Oil industry expects difficult road ahead

LONDON —The oil industry expects a difficult road ahead as it struggles to recover from the global economic downturn and is forced to juggle rising demand from developing countries against requirements for cleaner energy.

Oil executives and analysts meeting in London on Monday said the industry was at a crossroads as it emerges out of a rout that sent crude prices tumbling from a record high of $150 in July 2008 to under $40 a barrel at the peak of the financial turmoil.

BP PLC chief economist Christof Ruehl said consolidation was likely in the refining sector after oil companies reported billion dollar losses at the end of last year amid falling demand.

“To put it bluntly and shortly, there will have to be some consolidation in the global refining industry,” Ruehl said at London’s annual International Petroleum Week.

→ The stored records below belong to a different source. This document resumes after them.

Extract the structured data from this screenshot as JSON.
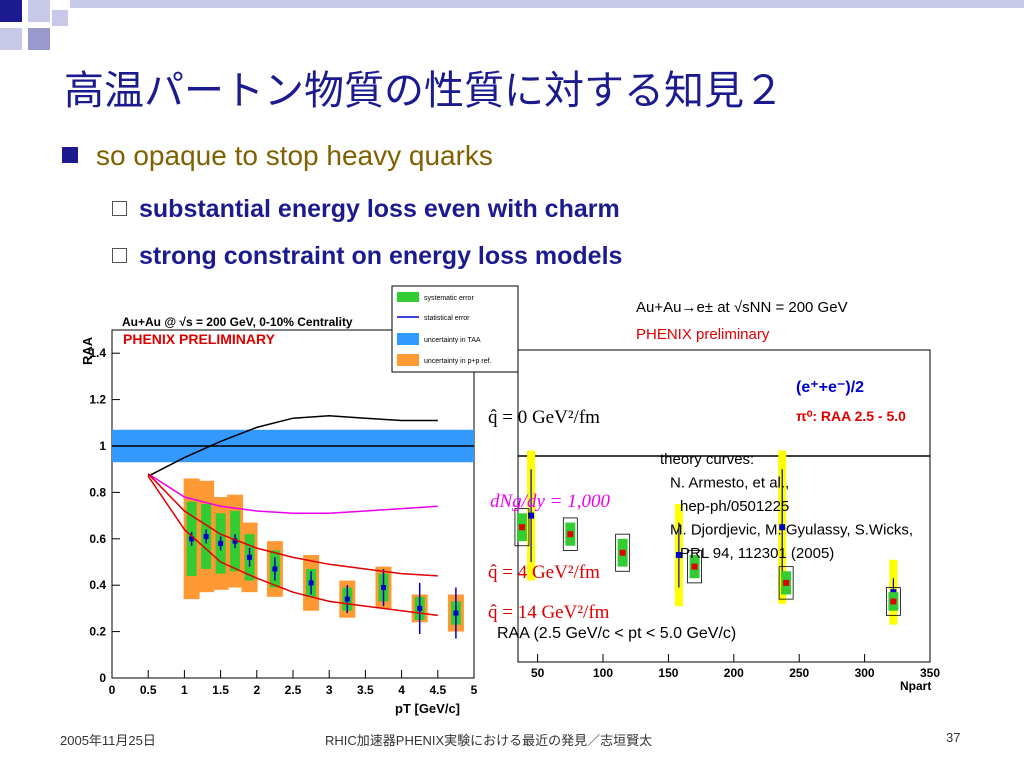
{
  "slide": {
    "title": "高温パートン物質の性質に対する知見２",
    "bullet1": "so opaque to stop heavy quarks",
    "sub_bullets": [
      "substantial energy loss even with charm",
      "strong constraint on energy loss models"
    ]
  },
  "footer": {
    "date": "2005年11月25日",
    "center": "RHIC加速器PHENIX実験における最近の発見／志垣賢太",
    "page": "37"
  },
  "colors": {
    "title": "#1b1b8f",
    "bullet": "#806000",
    "syst_green": "#33cc33",
    "pp_orange": "#ff9933",
    "taa_blue": "#3399ff",
    "data_blue": "#0000cc",
    "pi0_red": "#e00000",
    "e_yellow": "#ffff00",
    "theory_red": "#dd0000",
    "theory_magenta": "#ee00ee"
  },
  "chart_data": [
    {
      "type": "scatter",
      "title": "Au+Au @ √s = 200 GeV, 0-10% Centrality",
      "subtitle": "PHENIX PRELIMINARY",
      "xlabel": "pT [GeV/c]",
      "ylabel": "RAA",
      "xlim": [
        0,
        5
      ],
      "ylim": [
        0,
        1.5
      ],
      "xticks": [
        "0",
        "0.5",
        "1",
        "1.5",
        "2",
        "2.5",
        "3",
        "3.5",
        "4",
        "4.5",
        "5"
      ],
      "yticks": [
        "0",
        "0.2",
        "0.4",
        "0.6",
        "0.8",
        "1",
        "1.2",
        "1.4"
      ],
      "legend": [
        "systematic error",
        "statistical error",
        "uncertainty in TAA",
        "uncertainty in p+p ref."
      ],
      "legend_position": "top-right",
      "taa_band": [
        0.93,
        1.07
      ],
      "points": [
        {
          "x": 1.1,
          "y": 0.6,
          "stat": 0.03,
          "syst": 0.16,
          "pp": 0.26
        },
        {
          "x": 1.3,
          "y": 0.61,
          "stat": 0.03,
          "syst": 0.14,
          "pp": 0.24
        },
        {
          "x": 1.5,
          "y": 0.58,
          "stat": 0.03,
          "syst": 0.13,
          "pp": 0.2
        },
        {
          "x": 1.7,
          "y": 0.59,
          "stat": 0.03,
          "syst": 0.13,
          "pp": 0.2
        },
        {
          "x": 1.9,
          "y": 0.52,
          "stat": 0.04,
          "syst": 0.1,
          "pp": 0.15
        },
        {
          "x": 2.25,
          "y": 0.47,
          "stat": 0.05,
          "syst": 0.08,
          "pp": 0.12
        },
        {
          "x": 2.75,
          "y": 0.41,
          "stat": 0.05,
          "syst": 0.06,
          "pp": 0.12
        },
        {
          "x": 3.25,
          "y": 0.34,
          "stat": 0.06,
          "syst": 0.05,
          "pp": 0.08
        },
        {
          "x": 3.75,
          "y": 0.39,
          "stat": 0.08,
          "syst": 0.06,
          "pp": 0.09
        },
        {
          "x": 4.25,
          "y": 0.3,
          "stat": 0.11,
          "syst": 0.05,
          "pp": 0.06
        },
        {
          "x": 4.75,
          "y": 0.28,
          "stat": 0.11,
          "syst": 0.05,
          "pp": 0.08
        }
      ],
      "theory": [
        {
          "label": "q̂ = 0 GeV²/fm",
          "color": "#000000",
          "x": [
            0.5,
            1.0,
            1.5,
            2.0,
            2.5,
            3.0,
            3.5,
            4.0,
            4.5
          ],
          "y": [
            0.87,
            0.95,
            1.02,
            1.08,
            1.12,
            1.13,
            1.12,
            1.11,
            1.11
          ]
        },
        {
          "label": "dNg/dy = 1,000",
          "color": "#ee00ee",
          "x": [
            0.5,
            1.0,
            1.5,
            2.0,
            2.5,
            3.0,
            3.5,
            4.0,
            4.5
          ],
          "y": [
            0.88,
            0.78,
            0.74,
            0.72,
            0.71,
            0.71,
            0.72,
            0.73,
            0.74
          ]
        },
        {
          "label": "q̂ = 4 GeV²/fm",
          "color": "#dd0000",
          "x": [
            0.5,
            1.0,
            1.5,
            2.0,
            2.5,
            3.0,
            3.5,
            4.0,
            4.5
          ],
          "y": [
            0.88,
            0.72,
            0.62,
            0.56,
            0.52,
            0.49,
            0.47,
            0.45,
            0.44
          ]
        },
        {
          "label": "q̂ = 14 GeV²/fm",
          "color": "#dd0000",
          "x": [
            0.5,
            1.0,
            1.5,
            2.0,
            2.5,
            3.0,
            3.5,
            4.0,
            4.5
          ],
          "y": [
            0.87,
            0.64,
            0.5,
            0.43,
            0.37,
            0.33,
            0.31,
            0.29,
            0.27
          ]
        }
      ]
    },
    {
      "type": "scatter",
      "title": "Au+Au→e± at √sNN = 200 GeV",
      "subtitle": "PHENIX preliminary",
      "xlabel": "Npart",
      "ylabel": "",
      "caption": "RAA (2.5 GeV/c < pt < 5.0 GeV/c)",
      "xlim": [
        35,
        350
      ],
      "ylim": [
        0,
        1.5
      ],
      "xticks": [
        "50",
        "100",
        "150",
        "200",
        "250",
        "300",
        "350"
      ],
      "legend": [
        "(e⁺+e⁻)/2",
        "π⁰: RAA 2.5 - 5.0"
      ],
      "legend_position": "top-right",
      "theory_note": [
        "theory curves:",
        "N. Armesto, et al.,",
        "hep-ph/0501225",
        "M. Djordjevic, M. Gyulassy, S.Wicks,",
        "PRL 94, 112301 (2005)"
      ],
      "electrons": [
        {
          "x": 45,
          "y": 0.7,
          "stat": 0.2
        },
        {
          "x": 158,
          "y": 0.53,
          "stat": 0.14
        },
        {
          "x": 237,
          "y": 0.65,
          "stat": 0.25
        },
        {
          "x": 322,
          "y": 0.37,
          "stat": 0.06
        }
      ],
      "pi0": [
        {
          "x": 38,
          "y": 0.65,
          "err": 0.06
        },
        {
          "x": 75,
          "y": 0.62,
          "err": 0.05
        },
        {
          "x": 115,
          "y": 0.54,
          "err": 0.06
        },
        {
          "x": 170,
          "y": 0.48,
          "err": 0.05
        },
        {
          "x": 240,
          "y": 0.41,
          "err": 0.05
        },
        {
          "x": 322,
          "y": 0.33,
          "err": 0.04
        }
      ]
    }
  ]
}
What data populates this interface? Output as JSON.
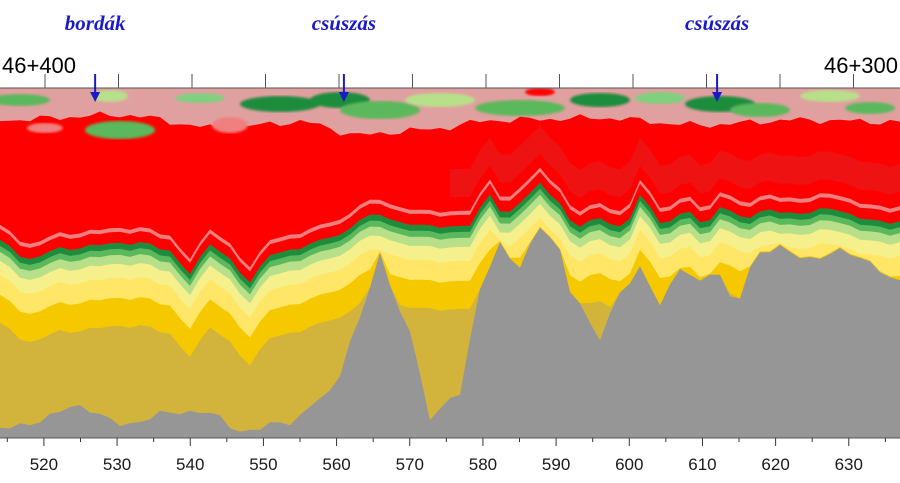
{
  "chart_data": {
    "type": "heatmap",
    "title": "",
    "xlabel": "",
    "ylabel": "",
    "xlim": [
      514,
      637
    ],
    "x_ticks": [
      520,
      530,
      540,
      550,
      560,
      570,
      580,
      590,
      600,
      610,
      620,
      630
    ],
    "stations": {
      "left": "46+400",
      "right": "46+300"
    },
    "annotations": [
      {
        "text": "bordák",
        "x": 527
      },
      {
        "text": "csúszás",
        "x": 561
      },
      {
        "text": "csúszás",
        "x": 612
      }
    ],
    "color_levels": [
      "#e0a0a0",
      "#ff0000",
      "#f08080",
      "#7fd07f",
      "#1e8c3c",
      "#5cb85c",
      "#b8e08a",
      "#f5f08c",
      "#ffe666",
      "#f5c800",
      "#d2b43c",
      "#969696"
    ],
    "colors": {
      "arrow": "#1a1ac8",
      "annotation": "#1a1ac8"
    }
  }
}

Ruehl said that lower output from the Organization of the Petroleum Exporting Countries (OPEC) and the global economic recovery would continue to support crude oil prices this year, setting a price floor.

But he was skeptical of a stronger rebound in demand that has been forecast by some commentators, saying that daily consumption growth would remain below the average levels of 1.1 million barrels recorded in the years leading up to the global financial crisis.

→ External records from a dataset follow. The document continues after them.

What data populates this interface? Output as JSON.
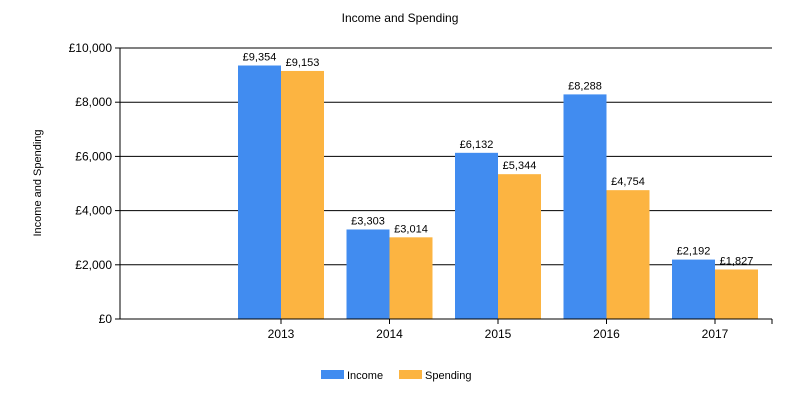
{
  "chart_data": {
    "type": "bar",
    "title": "Income and Spending",
    "xlabel": "",
    "ylabel": "Income and Spending",
    "categories": [
      "2013",
      "2014",
      "2015",
      "2016",
      "2017"
    ],
    "series": [
      {
        "name": "Income",
        "color": "#418CF0",
        "values": [
          9354,
          3303,
          6132,
          8288,
          2192
        ],
        "labels": [
          "£9,354",
          "£3,303",
          "£6,132",
          "£8,288",
          "£2,192"
        ]
      },
      {
        "name": "Spending",
        "color": "#FCB441",
        "values": [
          9153,
          3014,
          5344,
          4754,
          1827
        ],
        "labels": [
          "£9,153",
          "£3,014",
          "£5,344",
          "£4,754",
          "£1,827"
        ]
      }
    ],
    "ylim": [
      0,
      10000
    ],
    "yticks": [
      0,
      2000,
      4000,
      6000,
      8000,
      10000
    ],
    "ytick_labels": [
      "£0",
      "£2,000",
      "£4,000",
      "£6,000",
      "£8,000",
      "£10,000"
    ],
    "grid": true,
    "legend_position": "bottom-center"
  }
}
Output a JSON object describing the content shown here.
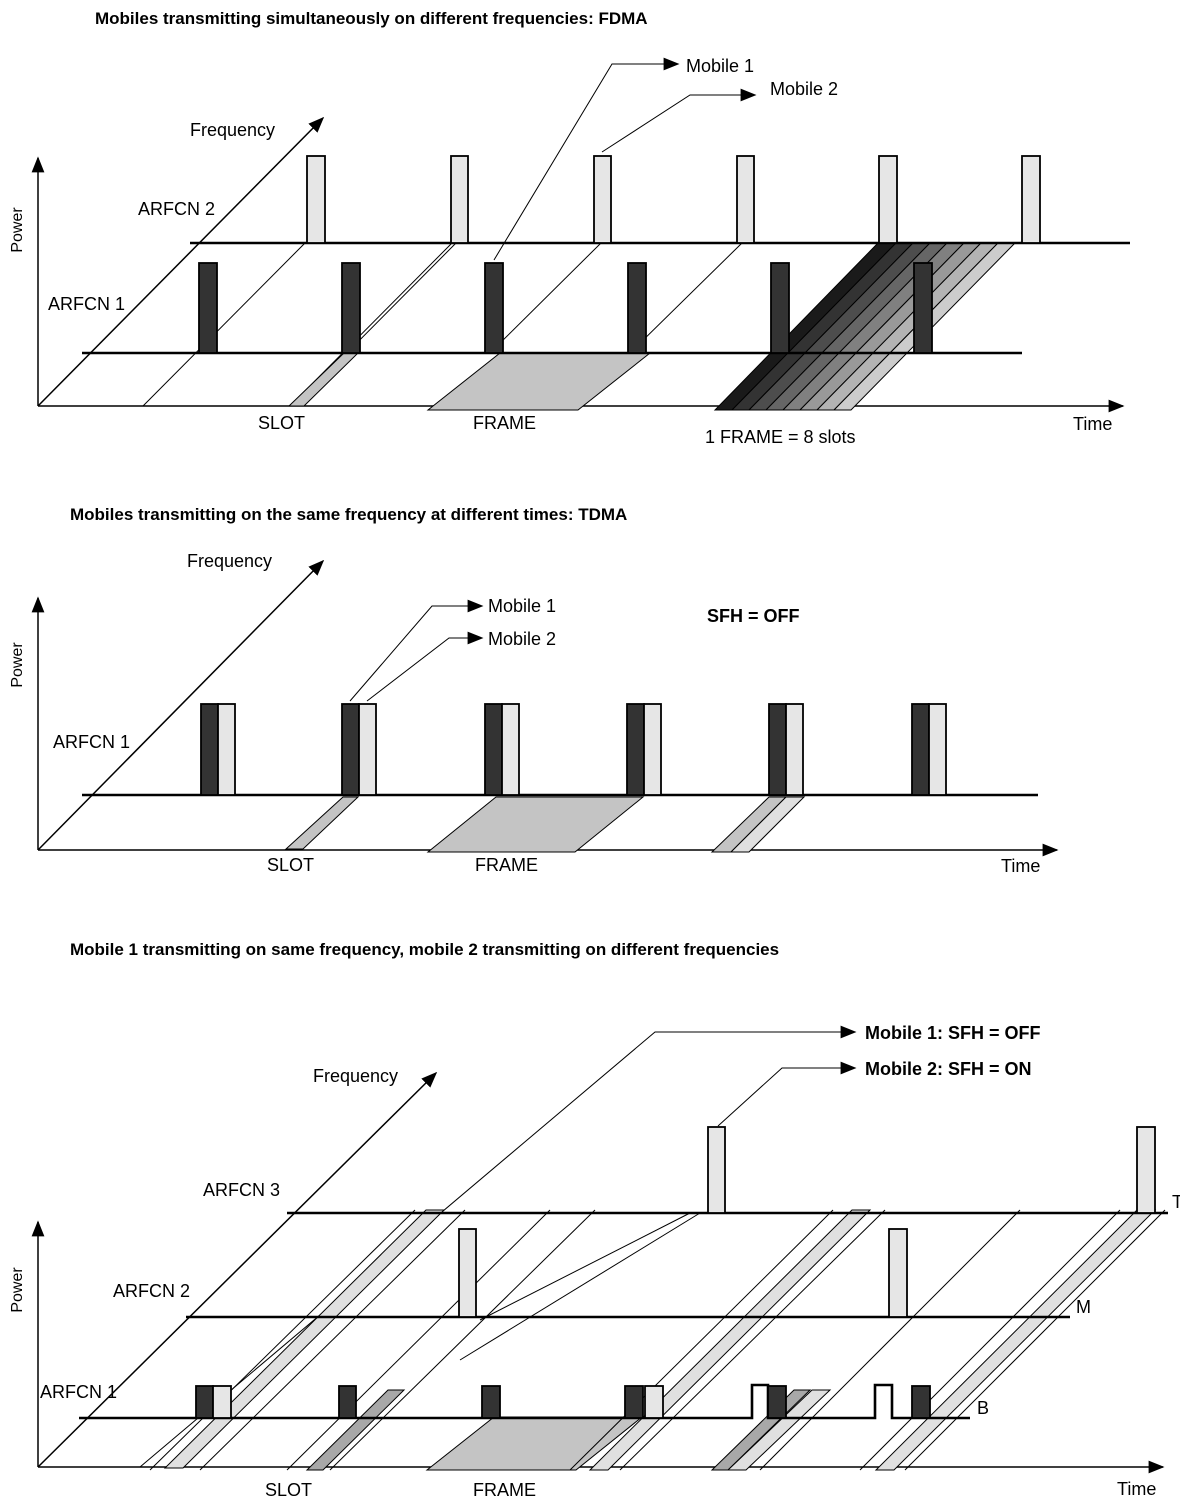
{
  "diagram1": {
    "title": "Mobiles transmitting simultaneously on different frequencies:  FDMA",
    "power_label": "Power",
    "frequency_label": "Frequency",
    "time_label": "Time",
    "arfcn2_label": "ARFCN 2",
    "arfcn1_label": "ARFCN 1",
    "mobile1_label": "Mobile 1",
    "mobile2_label": "Mobile 2",
    "slot_label": "SLOT",
    "frame_label": "FRAME",
    "frame_note": "1 FRAME = 8 slots"
  },
  "diagram2": {
    "title": "Mobiles transmitting on the same frequency at different times:  TDMA",
    "power_label": "Power",
    "frequency_label": "Frequency",
    "time_label": "Time",
    "arfcn1_label": "ARFCN 1",
    "mobile1_label": "Mobile 1",
    "mobile2_label": "Mobile 2",
    "sfh_label": "SFH = OFF",
    "slot_label": "SLOT",
    "frame_label": "FRAME"
  },
  "diagram3": {
    "title": "Mobile 1 transmitting on same frequency,    mobile 2 transmitting on different frequencies",
    "power_label": "Power",
    "frequency_label": "Frequency",
    "time_label": "Time",
    "arfcn3_label": "ARFCN 3",
    "arfcn2_label": "ARFCN 2",
    "arfcn1_label": "ARFCN 1",
    "mobile1_label": "Mobile 1: SFH = OFF",
    "mobile2_label": "Mobile 2: SFH = ON",
    "slot_label": "SLOT",
    "frame_label": "FRAME",
    "t_label": "T",
    "m_label": "M",
    "b_label": "B"
  },
  "colors": {
    "mobile1": "#333333",
    "mobile2": "#e6e6e6",
    "slot_shade": "#c4c4c4"
  }
}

He said that prices are likely to hold in recent trading ranges — crude has fluctuated within a relatively tight $15 band between $69 and $84 per barrel since the start of October — as excess capacity keeps them from spiking over the next few years.

Even if demand bounced back stronger than anticipated, spare production capacity would prevent a spike in prices, he added.

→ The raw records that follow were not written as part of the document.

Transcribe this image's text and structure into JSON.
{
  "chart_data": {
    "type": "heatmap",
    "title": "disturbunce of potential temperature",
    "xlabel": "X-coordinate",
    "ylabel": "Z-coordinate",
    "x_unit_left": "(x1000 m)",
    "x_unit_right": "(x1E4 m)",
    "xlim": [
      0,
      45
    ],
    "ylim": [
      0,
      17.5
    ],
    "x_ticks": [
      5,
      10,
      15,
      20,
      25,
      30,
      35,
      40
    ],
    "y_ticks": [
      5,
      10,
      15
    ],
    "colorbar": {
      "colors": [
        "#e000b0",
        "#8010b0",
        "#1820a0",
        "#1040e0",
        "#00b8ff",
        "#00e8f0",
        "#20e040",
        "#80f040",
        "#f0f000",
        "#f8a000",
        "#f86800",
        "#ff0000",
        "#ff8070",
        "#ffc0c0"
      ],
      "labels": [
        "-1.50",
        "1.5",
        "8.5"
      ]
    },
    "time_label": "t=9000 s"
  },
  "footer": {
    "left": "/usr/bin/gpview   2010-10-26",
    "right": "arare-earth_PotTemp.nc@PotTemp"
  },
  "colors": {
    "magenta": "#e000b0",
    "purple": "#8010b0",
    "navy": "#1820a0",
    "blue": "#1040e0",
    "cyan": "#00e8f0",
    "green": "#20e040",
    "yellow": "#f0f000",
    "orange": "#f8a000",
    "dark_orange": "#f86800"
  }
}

“I would expect oil prices to stay in the current range,” he said. “Even if the good years were to return tomorrow it would still take more than three years to burn through spare capacity to get back to a market as tight as it was before the crunch in 2008.”

“I think it’s very unlikely that we will see asset price spikes over the next few years,” he added.

A series of production cuts by OPEC to support prices has resulted in spare capacity of around six million barrels of oil per day.

The annual gathering of the oil industry, organized by the Energy Institute, is a little more subdued this year even though oil companies have begun to pump more petroleum and bring in more profits.

Shell UK Chairman James Smith, hosting the meeting, noted that they emerged from a miserable couple of years.

Thirst for fossil fuels dropped considerably in the developed world during the recession and it hasn’t come close to recovering fully. Throughout most of 2009, storage houses have been crammed with oil and gas.